Tranquilidade em Montevideu
Também me puseram à par de coisas semi-inacreditáveis. O presidente do país, José Mujica, abdicou de grande parte de seu salário para que seja usado em causas que acredita importantes. O palácio onde deveria morar, hoje abriga crianças como uma colônia de férias. Toda criança no país tem seu próprio computador portátil pessoal, e em escolas e praças há internet sem fio gratuita. Aqui a  educação é um direito de todos. Carros antigos convivem em paz com as novidades sobre rodas, e tudo parece ir um pouco mais devagar. A publicidade não é tão violenta e as pessoas são mais tranquilas, quase não se ouve buzinas em Montevideu. É como se não houvesse muita pressa em "crescer e desenvolver-se".Creio que haja muito mais que não sei. Mas soube que nosso presidente vinha tentando exercer influência sobre decisões deste país, e acredito que sua pupila fará semelhante. Rogo à Deus para que este povo seja suficientemente sábio para não cair neste conto.

Cervejinha com os chicos
 Mas, voltando ao nosso caminho, mais tarde encontrei-me à um bando de jovens, e foi aí que tocou-me ainda mais a doçura deste povo. É claro que como pessoas de duas décadas que são, eles se provocam e riem às custas uns dos outros. Mas parece não haver um pingo de maldade ou malicia nisso. Logicamente minhas experiências no Brasil não se devem tomar por média, mas tenho a impressão de que nosso amor e carinho é mais permeado de competição. Esses meninos se abraçam e se beijam no rosto de forma muito natural e fraterna. Me aceitaram entre eles como um velho amigo, e tem muita dificuldade em deixar-me pagar o que quer que seja, pois me dizem que sou convidado aqui! Acho que hoje, se fora cometer a "loucura"de viver novamente em uma "grande" cidade, esta seria Montevideu. E seguro que se me pusesse a viver fora do Brasil, poderia facilmente me quedar por aqui... Vejamos como será atravessar as terras de nuestros hermanos portenhos, porque por hora, o Uruguay me encanta profundamente, e tenho certa dificuldade em deixá-lo partir pedaladas atrás. Fico mais tranquilo em saber que este Uruguay viverá para sempre em mim, permeando minhas memórias como a lembrança de um possível futuro para todos.  
 
Passeando pela capital
Com os sobrinhos em Punta Ballena

sábado, 5 de fevereiro de 2011

Uruguay, um jeito de ser... (Parte 01)

Chegando
Inicio confessando minha agigantada ignorância que tende às generalizações, ainda que as evite. A verdade é que nunca pensei muito à respeito deste país. Conhecia zero da cultura, e nesta viagem, fazia parte de minha rota por dois motivos: O primeiro e menos nobre deles, é porque simplesmente estava no caminho, visto que queria descer para a Argentina costeando o Atlântico. O segundo é que mesmo sem maiores conhecimentos à respeito, todo e qualquer lugar me interessa. Então, dentro da minha cabecinha, no bem pouco em que fiz imaginar os viventes destas paragens, isto tinha que ver com gaúchos e futebol!

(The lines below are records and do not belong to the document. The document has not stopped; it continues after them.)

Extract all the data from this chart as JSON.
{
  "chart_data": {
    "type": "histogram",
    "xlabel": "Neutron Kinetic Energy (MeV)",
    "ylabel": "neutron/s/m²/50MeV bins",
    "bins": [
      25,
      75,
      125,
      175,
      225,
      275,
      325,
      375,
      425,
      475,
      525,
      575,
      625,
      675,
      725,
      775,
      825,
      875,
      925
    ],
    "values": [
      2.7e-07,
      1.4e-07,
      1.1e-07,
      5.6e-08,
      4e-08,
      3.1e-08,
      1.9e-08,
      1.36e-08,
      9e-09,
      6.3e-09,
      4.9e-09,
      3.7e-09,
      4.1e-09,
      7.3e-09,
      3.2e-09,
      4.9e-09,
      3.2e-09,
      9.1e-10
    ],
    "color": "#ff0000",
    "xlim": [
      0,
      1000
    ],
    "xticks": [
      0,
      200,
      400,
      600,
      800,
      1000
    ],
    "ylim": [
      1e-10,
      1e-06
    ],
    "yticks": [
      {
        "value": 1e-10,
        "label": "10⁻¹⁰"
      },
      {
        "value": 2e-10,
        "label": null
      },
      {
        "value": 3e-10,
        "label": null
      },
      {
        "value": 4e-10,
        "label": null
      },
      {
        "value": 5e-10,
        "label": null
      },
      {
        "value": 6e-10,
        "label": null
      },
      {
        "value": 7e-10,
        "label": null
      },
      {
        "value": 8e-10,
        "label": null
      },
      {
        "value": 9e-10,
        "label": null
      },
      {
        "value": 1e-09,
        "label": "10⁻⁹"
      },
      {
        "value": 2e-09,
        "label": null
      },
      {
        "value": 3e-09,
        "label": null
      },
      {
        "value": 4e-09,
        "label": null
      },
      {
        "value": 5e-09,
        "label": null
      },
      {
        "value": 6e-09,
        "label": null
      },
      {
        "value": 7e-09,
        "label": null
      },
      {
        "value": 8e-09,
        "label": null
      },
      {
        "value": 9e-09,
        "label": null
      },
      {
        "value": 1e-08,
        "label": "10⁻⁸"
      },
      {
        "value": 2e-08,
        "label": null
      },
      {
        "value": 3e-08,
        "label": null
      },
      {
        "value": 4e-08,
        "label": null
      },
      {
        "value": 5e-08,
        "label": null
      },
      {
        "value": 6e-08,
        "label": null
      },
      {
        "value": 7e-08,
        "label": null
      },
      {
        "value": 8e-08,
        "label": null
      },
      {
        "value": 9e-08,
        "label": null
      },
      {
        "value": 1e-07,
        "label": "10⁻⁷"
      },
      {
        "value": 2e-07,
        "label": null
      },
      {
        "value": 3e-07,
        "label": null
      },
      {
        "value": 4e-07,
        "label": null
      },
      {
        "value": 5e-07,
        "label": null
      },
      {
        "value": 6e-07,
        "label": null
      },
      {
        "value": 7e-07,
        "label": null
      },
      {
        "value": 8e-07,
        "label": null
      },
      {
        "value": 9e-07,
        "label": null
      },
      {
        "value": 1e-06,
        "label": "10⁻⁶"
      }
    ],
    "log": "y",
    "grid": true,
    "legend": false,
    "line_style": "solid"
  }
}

                Primeiramente peço desculpas aos gaúchos pelo que vou dizer, e ainda que generalizar não seja criar regras, ocorre muito que os habitantes do Rio Grande do Sul sejam relativamente duros. Pela proximidade geográfica e em alguns aspectos cultural, imaginava os uruguaios de forma semelhante. E isso se confirmava em minha cabeça pelas vagas lembranças que tenho de mundiais de futebol. Brasileiros ficavam possessos com a quantidade de penalidades que aplicava o time uruguaio.

Parador em Santa Tereza
Assim minha surpresa foi grande ao cruzar o rio Chuí e mesmo um pouco antes, logo ao entrar. A cidade se assemelha em muito às outras fronteiras com o Brasil que conheço. Uma certa disposição à zona generalizada, infinitas placas e carros andando na contramão. Mas, na primeira frutaria em que parei, já me deparei com uma doçura diferente nol olhos do vendedor. Perguntei-lhe quanto estavam os kiwis, e achando meio caro decidi ficar com pêssegos e bananas. E ele logo me ofereceu um kiwi para que o levasse...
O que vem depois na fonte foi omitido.